I didn’t want it to end up this way. But, unfortunately, it’s true: Cleaving: A Story of Marriage, Meat, and Obsession, Julie Powell’s follow up to the best selling, immensely fun and delightful Julie and Julia: My Year of Cooking Dangerously, is not a very good book. It’s dull. It’s trite. And it reads more like an unbalanced woman’s rambling than something being marketed as the Hot Holiday Memoir.
I started my first Book a Week series with Julie & Julia. It’s a charming book where Powell sets out to cook every single recipe in Julia Child’s Mastering The Art of French Cooking. It started as a blog, and once the blog caught media fire, became a book, then a movie starring Meryl Streep and directed by one of my heros, Nora Ephron.
That book isn’t just about the cooking challenge, but also about being a 20-something stuck in the middle, and she can’t get out of it. She married young, which is part of the story. The other is not knowing what she wants to do in life. Together, those conflicts and a fun true life story formed a very funny blog and charming book. It inspired me to start this blog, even if I’m not keeping to the strict “book a week” format anymore. I found great inspiration in what she did, and it helped me take on a project to work through a breakup. It wasn’t a salve for everything, but it helped.

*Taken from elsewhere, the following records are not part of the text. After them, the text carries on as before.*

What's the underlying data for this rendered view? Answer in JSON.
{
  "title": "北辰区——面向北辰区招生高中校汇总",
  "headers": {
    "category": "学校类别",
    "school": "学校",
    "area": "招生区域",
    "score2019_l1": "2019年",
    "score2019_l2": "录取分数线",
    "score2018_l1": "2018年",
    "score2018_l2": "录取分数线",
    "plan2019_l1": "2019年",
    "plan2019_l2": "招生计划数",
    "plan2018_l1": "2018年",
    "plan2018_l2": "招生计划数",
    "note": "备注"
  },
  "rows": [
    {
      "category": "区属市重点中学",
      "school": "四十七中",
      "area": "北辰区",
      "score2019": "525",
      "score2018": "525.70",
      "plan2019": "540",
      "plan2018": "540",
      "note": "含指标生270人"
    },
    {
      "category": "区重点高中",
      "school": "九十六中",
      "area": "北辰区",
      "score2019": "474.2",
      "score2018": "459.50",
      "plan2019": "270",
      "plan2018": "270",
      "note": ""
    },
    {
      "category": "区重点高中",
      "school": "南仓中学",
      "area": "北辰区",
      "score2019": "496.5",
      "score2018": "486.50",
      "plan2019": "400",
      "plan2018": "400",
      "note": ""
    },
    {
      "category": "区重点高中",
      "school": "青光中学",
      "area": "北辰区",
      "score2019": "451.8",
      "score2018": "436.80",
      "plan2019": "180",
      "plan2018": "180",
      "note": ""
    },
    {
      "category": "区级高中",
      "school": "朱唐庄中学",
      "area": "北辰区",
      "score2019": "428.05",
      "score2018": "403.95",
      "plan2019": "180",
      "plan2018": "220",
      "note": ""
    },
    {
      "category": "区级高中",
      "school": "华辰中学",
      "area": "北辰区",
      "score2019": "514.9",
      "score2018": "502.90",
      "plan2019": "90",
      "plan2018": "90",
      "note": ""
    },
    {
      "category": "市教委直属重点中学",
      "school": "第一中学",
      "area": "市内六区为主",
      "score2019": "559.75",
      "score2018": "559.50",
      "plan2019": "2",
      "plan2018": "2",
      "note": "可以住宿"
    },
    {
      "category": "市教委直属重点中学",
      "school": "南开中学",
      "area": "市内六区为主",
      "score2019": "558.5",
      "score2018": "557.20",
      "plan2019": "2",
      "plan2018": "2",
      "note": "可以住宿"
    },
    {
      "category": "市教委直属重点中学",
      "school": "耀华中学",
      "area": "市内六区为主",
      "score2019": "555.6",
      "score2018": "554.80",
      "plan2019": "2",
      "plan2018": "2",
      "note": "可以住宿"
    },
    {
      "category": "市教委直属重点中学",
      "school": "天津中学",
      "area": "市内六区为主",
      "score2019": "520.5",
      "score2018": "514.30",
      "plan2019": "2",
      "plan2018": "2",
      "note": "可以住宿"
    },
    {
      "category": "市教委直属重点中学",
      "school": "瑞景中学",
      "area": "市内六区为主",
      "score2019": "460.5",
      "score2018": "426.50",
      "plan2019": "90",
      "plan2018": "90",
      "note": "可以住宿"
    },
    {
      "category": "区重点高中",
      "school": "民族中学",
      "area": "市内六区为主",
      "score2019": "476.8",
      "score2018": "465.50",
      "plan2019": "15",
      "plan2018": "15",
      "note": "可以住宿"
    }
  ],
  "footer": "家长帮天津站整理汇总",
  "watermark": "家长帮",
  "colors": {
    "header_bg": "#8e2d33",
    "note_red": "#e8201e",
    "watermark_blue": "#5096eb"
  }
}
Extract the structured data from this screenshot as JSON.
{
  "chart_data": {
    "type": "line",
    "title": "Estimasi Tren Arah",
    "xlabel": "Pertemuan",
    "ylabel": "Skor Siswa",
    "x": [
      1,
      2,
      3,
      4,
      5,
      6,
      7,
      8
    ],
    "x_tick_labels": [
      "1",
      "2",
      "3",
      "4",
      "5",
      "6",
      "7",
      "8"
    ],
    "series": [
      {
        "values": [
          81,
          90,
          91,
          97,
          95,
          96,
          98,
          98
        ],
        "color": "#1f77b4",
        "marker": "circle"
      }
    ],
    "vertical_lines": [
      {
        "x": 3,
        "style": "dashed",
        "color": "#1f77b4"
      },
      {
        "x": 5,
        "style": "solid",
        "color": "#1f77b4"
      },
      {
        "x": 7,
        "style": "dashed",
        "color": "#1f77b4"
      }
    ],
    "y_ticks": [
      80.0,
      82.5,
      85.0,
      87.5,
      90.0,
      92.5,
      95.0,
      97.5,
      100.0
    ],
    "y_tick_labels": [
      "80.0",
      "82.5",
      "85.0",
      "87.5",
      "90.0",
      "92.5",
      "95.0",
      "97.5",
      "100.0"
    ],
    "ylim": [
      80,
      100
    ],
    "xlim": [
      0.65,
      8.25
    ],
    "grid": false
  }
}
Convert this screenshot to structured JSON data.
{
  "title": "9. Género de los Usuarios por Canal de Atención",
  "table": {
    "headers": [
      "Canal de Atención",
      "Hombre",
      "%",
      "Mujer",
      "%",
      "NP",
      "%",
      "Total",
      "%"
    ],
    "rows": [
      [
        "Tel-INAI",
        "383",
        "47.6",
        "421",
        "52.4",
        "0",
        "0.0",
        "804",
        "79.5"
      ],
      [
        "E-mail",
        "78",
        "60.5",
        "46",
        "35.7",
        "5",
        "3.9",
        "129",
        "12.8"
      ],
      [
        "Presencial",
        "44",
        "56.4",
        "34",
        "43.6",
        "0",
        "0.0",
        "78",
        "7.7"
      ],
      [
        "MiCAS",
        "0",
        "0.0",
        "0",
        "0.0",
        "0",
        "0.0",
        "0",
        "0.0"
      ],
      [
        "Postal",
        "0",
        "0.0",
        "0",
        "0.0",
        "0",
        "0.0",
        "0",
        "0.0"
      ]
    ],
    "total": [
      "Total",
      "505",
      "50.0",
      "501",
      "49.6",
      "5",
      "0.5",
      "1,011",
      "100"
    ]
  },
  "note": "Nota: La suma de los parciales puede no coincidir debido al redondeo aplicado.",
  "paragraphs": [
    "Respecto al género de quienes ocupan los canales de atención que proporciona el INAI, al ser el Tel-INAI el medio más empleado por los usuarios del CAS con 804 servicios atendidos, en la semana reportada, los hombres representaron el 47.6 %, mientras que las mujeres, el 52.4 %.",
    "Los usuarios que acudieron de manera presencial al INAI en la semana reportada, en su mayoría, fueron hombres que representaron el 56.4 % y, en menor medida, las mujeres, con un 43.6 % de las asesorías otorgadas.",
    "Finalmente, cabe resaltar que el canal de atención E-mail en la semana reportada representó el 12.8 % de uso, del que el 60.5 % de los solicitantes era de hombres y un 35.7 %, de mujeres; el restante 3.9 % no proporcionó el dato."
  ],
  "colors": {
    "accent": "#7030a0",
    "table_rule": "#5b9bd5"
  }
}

Cleaving is what happens after the fame and success, and it ain’t pretty. Powell apprentices for six months as a butcher’s shop in New York state after having a two year affair with someone she met in college. He’s a sinister creature, even if she tries not to describe him as so. He’s abrasive, distant, and plays her like a fiddle while her husband, a seemingly sweet guy, clings. The husband dates but still dotes on Powell, even as she makes little attempt to hide or end her affair.
Her actions are not what I’m judging here. It’s hard to see her as sympathetic, but I’ve been caught in a relationship I can’t shake, and I’ve read and appreciated books about far worse.

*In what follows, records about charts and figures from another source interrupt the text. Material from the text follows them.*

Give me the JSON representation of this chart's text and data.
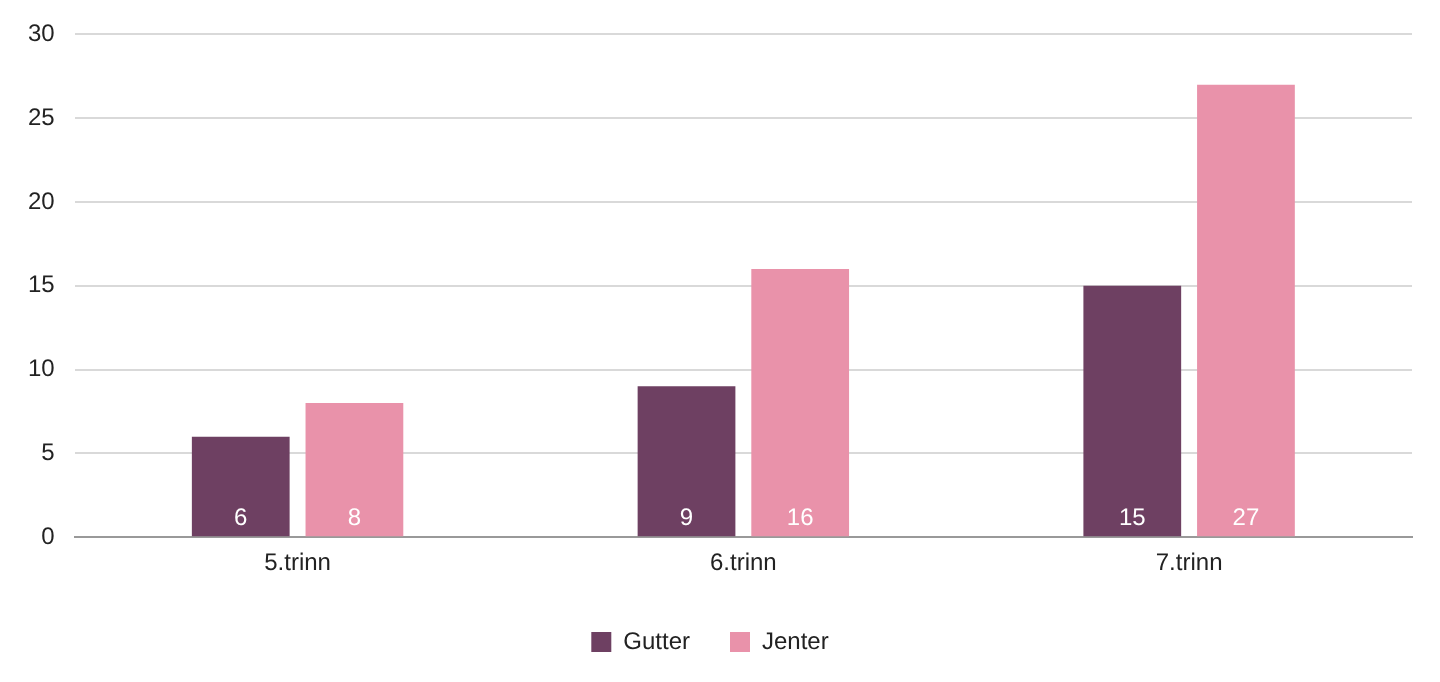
{
  "chart_data": {
    "type": "bar",
    "categories": [
      "5.trinn",
      "6.trinn",
      "7.trinn"
    ],
    "series": [
      {
        "name": "Gutter",
        "color": "#6e4062",
        "values": [
          6,
          9,
          15
        ]
      },
      {
        "name": "Jenter",
        "color": "#e992aa",
        "values": [
          8,
          16,
          27
        ]
      }
    ],
    "ylim": [
      0,
      30
    ],
    "yticks": [
      0,
      5,
      10,
      15,
      20,
      25,
      30
    ],
    "grid": "y",
    "legend": "bottom",
    "data_labels": true
  }
}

The reason I don’t like the book is because the retelling of the whole sordid thing is dull. She whines — a lot. Powell becomes that best friend who is dating the absolute wrong guy, knows it, still does it, and won’t shut up about it.

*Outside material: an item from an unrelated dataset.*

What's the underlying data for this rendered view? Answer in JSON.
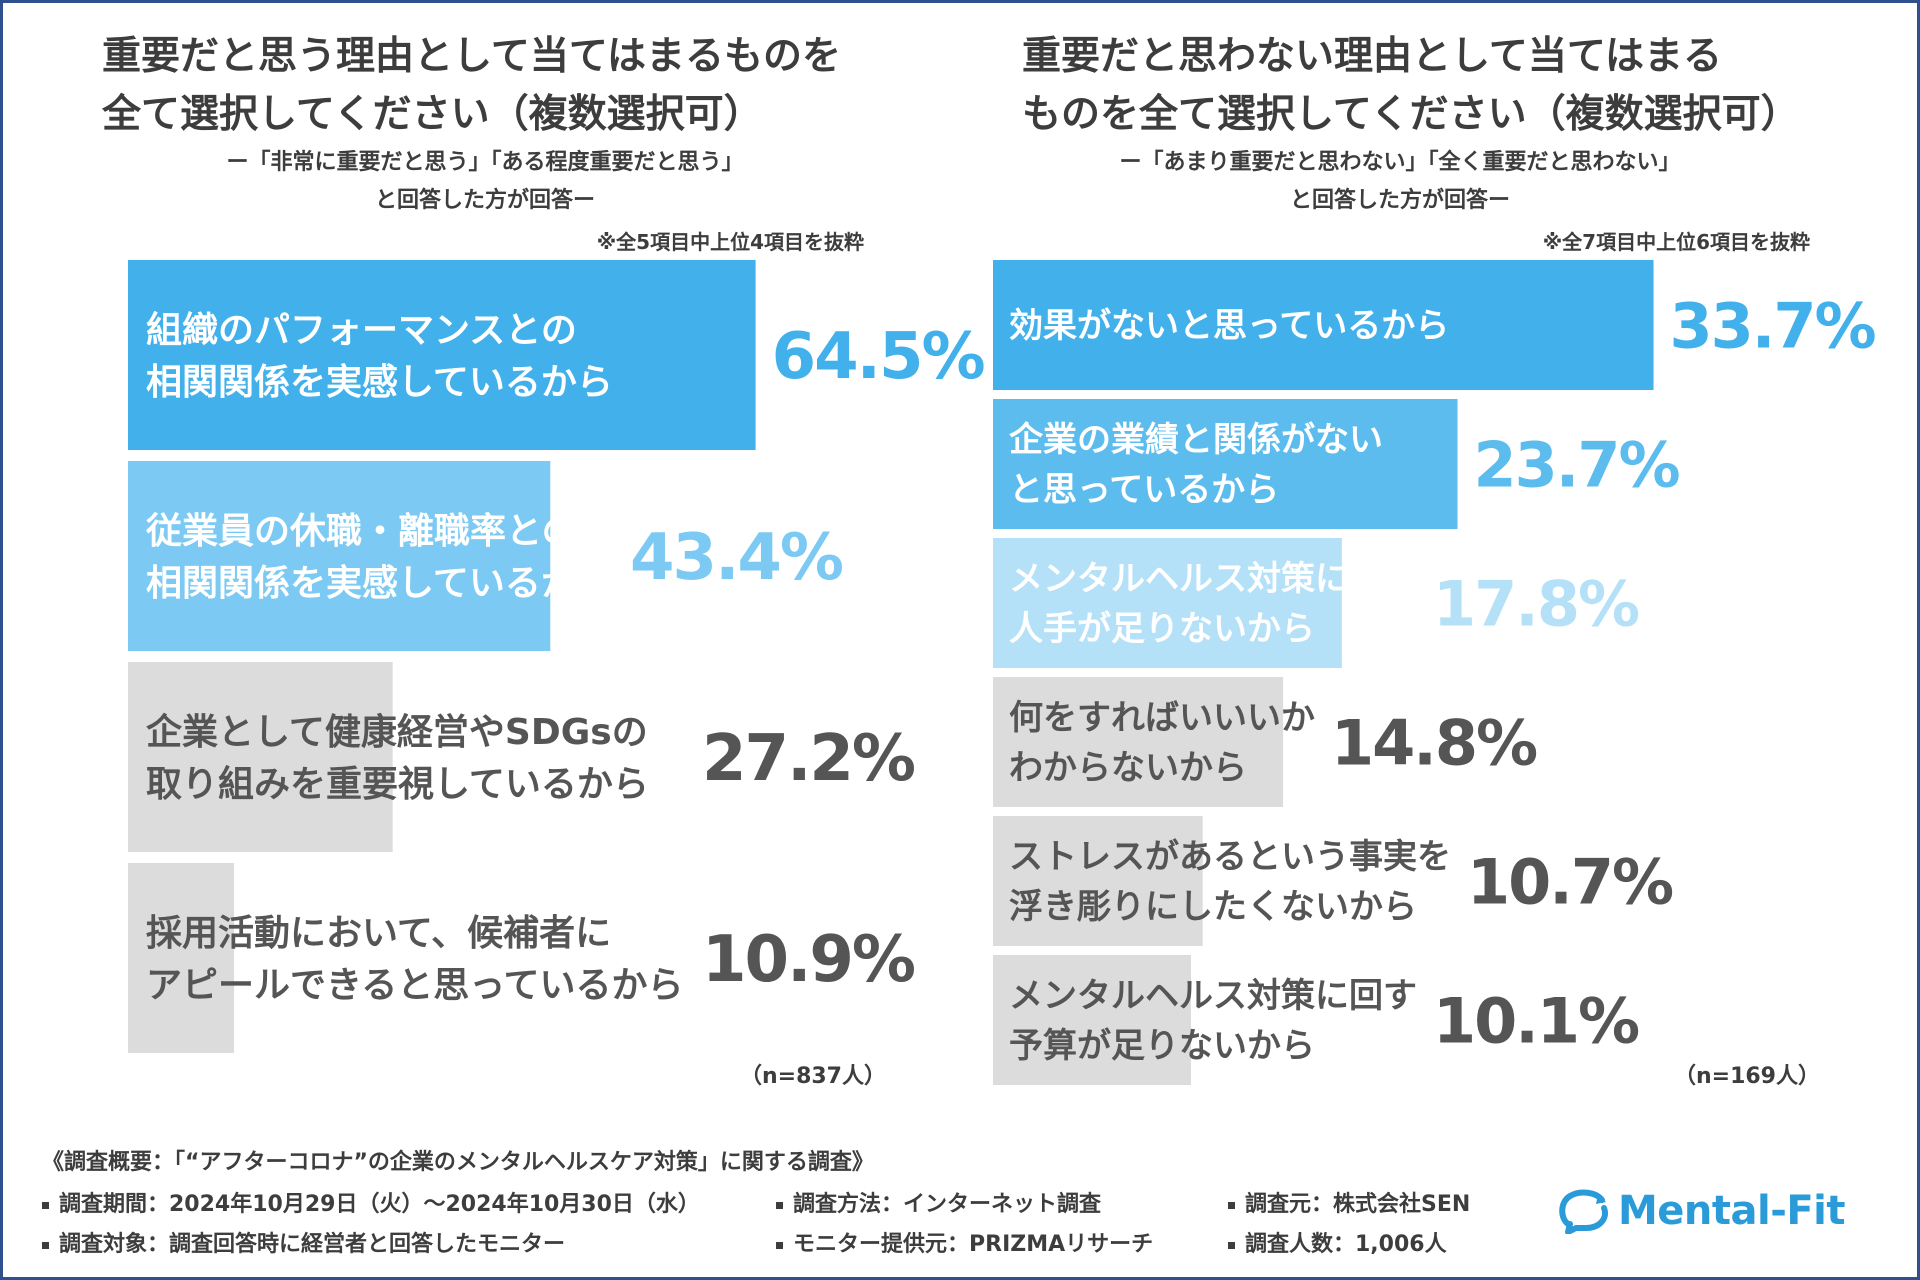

In this case, though, that friend wrote a book about it. It’s not something you want to listen to over the phone, and it doesn’t make for good reading.
What this book would have looked like if she wrote it from years from now? The narrative ends in February 2008. That’s hardly enough time to process the ordeal, especially since, even in the acknowledgments, it’s unresolved. Have you ever tried to write about a break up right after it happened? It’s impossible to do without sounding like a mopey teenager. In Cleaving, Powell has zero perspective. So when she tells the story, it reads like a diary recounting facts. The same kind of food writing is there, and some of the butchering information is fascinating, but it’s not nearly enough to prop up the book.
Friends have told me than an exeprt from Cleaving appeared in movie-branded version of Julie & Julia, and that’s where I think some of the problem lies. With all the attention heaped on the first book and the movie, I’m guessing Powell was under pressure to pop out another book. I read that the release has already been delayed once. The original timeline probably had the book publishing right when the movie hit, but now it’s coming out in December.
One lesson to take away from the book, and it’s more of a life one: marriage is not always the answer. Just getting married will not make people whole. It will not slice away all of their problems, their issues, and create a perfect being. It’s not a balm. Money and professional success aren’t either. This book shows that. Clearly.
I know a lot of people are going to buy this book anyway. The media storm means there’s a lot of interest in Powell, and I got my preview copy of Cleaving in September when it’s publishing in December. But if you’re looking for a good book on a break up that involves food, try Nora Ephron’s Heartburn, which is a fictionalized version of her break up with Carl Bernstein. It’s a caustic novel, but intelligent, funny, and includes the same kind of wonderful food writing that Powell is known for. But the difference is that Ephron makes us care about the characters. By shading the truth in fiction, she can say how she really feels. Powell is far from clear. She’s muddy in writing about herself, her husband, and her lover. A book about such an intense topic needs to be sharp. The wishy washy business? It’s a disappointment.